Por que a Síndrome dos Ovários Policísticos (SOP) deve mudar de nome?
Cientistas propõem mudar o nome da Síndrome dos Ovários Policísticos (SOP) para refletir melhor sua natureza metabólica. O termo atual é criticado por focar apenas nos ovários e ignorar riscos
Especialistas defendem que o nome atual foca em um sintoma secundário e ignora a complexa desordem metabólica e hormonal por trás da condição
Por Carlos Eduardo Barra Couri/Veja – Publicado em 14/05/2026 às 09:45– Foto – Thinkstock/VEJA/VEJA)
A Síndrome dos Ovários Policísticos (SOP), uma condição que atinge mais de 170 milhões de mulheres ao redor do mundo, está no centro de um debate científico global. O motivo? O nome atual é considerado inadequado, impreciso e, muitas vezes, uma barreira para o diagnóstico correto e o tratamento eficaz.
A proposta de rebatizar a doença ganha força entre pesquisadores que defendem que a SOP é, essencialmente, uma desordem metabólica e endócrina multissistêmica, e não apenas um problema ginecológico localizado nos ovários.
O problema do nome atual
O termo “Ovários Policísticos” sugere que a presença de cistos nos ovários é a característica principal ou obrigatória da doença.
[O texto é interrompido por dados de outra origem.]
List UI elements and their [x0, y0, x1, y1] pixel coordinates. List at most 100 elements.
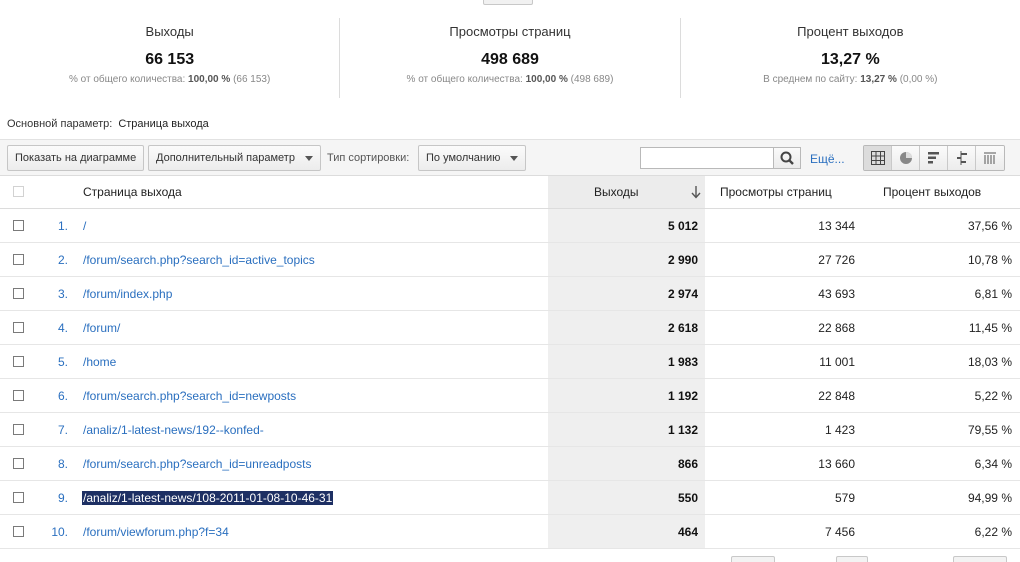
- top-collapse-handle[interactable]: [483, 0, 533, 5]
- table-row: 9. /analiz/1-latest-news/108-2011-01-08-…: [0, 481, 1020, 515]
- row-checkbox[interactable]: [13, 220, 24, 231]
- secondary-dimension-dropdown[interactable]: Дополнительный параметр: [148, 145, 321, 171]
- exit-page-link[interactable]: /: [83, 219, 86, 233]
- row-number: 1.: [57, 219, 68, 233]
- metric-exit-rate: Процент выходов 13,27 % В среднем по сай…: [681, 18, 1020, 98]
- header-pageviews[interactable]: Просмотры страниц: [720, 185, 832, 199]
- metric-sub-suffix: (0,00 %): [899, 74, 938, 85]
- metric-subtext: % от общего количества: 100,00 % (498 68…: [340, 74, 679, 85]
- exit-page-link[interactable]: /forum/search.php?search_id=unreadposts: [83, 457, 311, 471]
- comparison-icon: [956, 151, 967, 165]
- sort-type-dropdown[interactable]: По умолчанию: [418, 145, 527, 171]
- row-number: 6.: [57, 389, 68, 403]
- exits-value: 2 618: [667, 321, 698, 335]
- exit-rate-value: 6,22 %: [974, 525, 1012, 539]
- data-table: Страница выхода Выходы Просмотры страниц…: [0, 176, 1020, 549]
- exit-page-link[interactable]: /analiz/1-latest-news/192--konfed-: [83, 423, 264, 437]
- bar-list-icon: [927, 152, 939, 164]
- row-checkbox[interactable]: [13, 526, 24, 537]
- metric-sub-prefix: % от общего количества:: [69, 74, 186, 85]
- row-number: 3.: [57, 287, 68, 301]
- view-pie-button[interactable]: [892, 146, 920, 170]
- metric-value: 66 153: [145, 51, 195, 68]
- exit-page-link[interactable]: /forum/: [83, 321, 120, 335]
- exit-rate-value: 37,56 %: [967, 219, 1012, 233]
- pageviews-value: 7 456: [824, 525, 855, 539]
- row-number: 8.: [57, 457, 68, 471]
- rows-per-page-dropdown[interactable]: [731, 556, 775, 562]
- row-checkbox[interactable]: [13, 390, 24, 401]
- metric-label: Просмотры страниц: [449, 24, 571, 39]
- metric-sub-prefix: В среднем по сайту:: [763, 74, 858, 85]
- header-exit-page[interactable]: Страница выхода: [83, 185, 182, 199]
- sort-descending-icon[interactable]: [690, 185, 702, 202]
- pageviews-value: 13 344: [818, 219, 855, 233]
- header-exit-rate[interactable]: Процент выходов: [883, 185, 981, 199]
- pagination-buttons[interactable]: [953, 556, 1007, 562]
- exit-page-link[interactable]: /forum/search.php?search_id=active_topic…: [83, 253, 315, 267]
- row-checkbox[interactable]: [13, 356, 24, 367]
- plot-rows-button[interactable]: Показать на диаграмме: [7, 145, 145, 171]
- row-number: 9.: [57, 491, 68, 505]
- search-button[interactable]: [773, 147, 801, 169]
- exit-rate-value: 5,22 %: [974, 389, 1012, 403]
- pageviews-value: 43 693: [818, 287, 855, 301]
- table-row: 10. /forum/viewforum.php?f=34 464 7 456 …: [0, 515, 1020, 549]
- exits-value: 1 192: [667, 389, 698, 403]
- row-number: 5.: [57, 355, 68, 369]
- table-row: 8. /forum/search.php?search_id=unreadpos…: [0, 447, 1020, 481]
- metric-sub-prefix: % от общего количества:: [406, 74, 523, 85]
- primary-dimension-value[interactable]: Страница выхода: [118, 118, 208, 130]
- metric-subtext: % от общего количества: 100,00 % (66 153…: [0, 74, 339, 85]
- pivot-icon: [984, 152, 996, 164]
- exit-rate-value: 10,78 %: [967, 253, 1012, 267]
- metric-sub-bold: 100,00 %: [188, 74, 231, 85]
- view-switcher: [863, 145, 1005, 171]
- advanced-search-link[interactable]: Ещё...: [810, 152, 845, 166]
- view-comparison-button[interactable]: [948, 146, 976, 170]
- metric-value: 498 689: [481, 51, 539, 68]
- row-checkbox[interactable]: [13, 424, 24, 435]
- exit-rate-value: 94,99 %: [967, 491, 1012, 505]
- table-row: 6. /forum/search.php?search_id=newposts …: [0, 379, 1020, 413]
- exits-value: 550: [677, 491, 698, 505]
- view-performance-button[interactable]: [920, 146, 948, 170]
- metric-exits: Выходы 66 153 % от общего количества: 10…: [0, 18, 341, 98]
- table-row: 2. /forum/search.php?search_id=active_to…: [0, 243, 1020, 277]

No entanto, a ciência moderna revela que:
- Nem sempre há cistos: Muitas mulheres diagnosticadas com a síndrome não apresentam os pequenos folículos (frequentemente confundidos com cistos) nos exames de imagem.
- Cistos não são a causa: A presença de folículos é um sintoma do desequilíbrio hormonal, e não a causa do problema.
- Foco equivocado: O nome atual ignora sintomas graves como a resistência à insulina, o risco aumentado de diabetes tipo 2, doenças cardiovasculares e distúrbios de saúde mental.
A Proposta: Síndrome do Excesso de Androgênio
Embora o novo nome ainda não tenha sido oficializado universalmente, uma das principais propostas é Síndrome do Excesso de Androgênio e Disfunção Metabólica.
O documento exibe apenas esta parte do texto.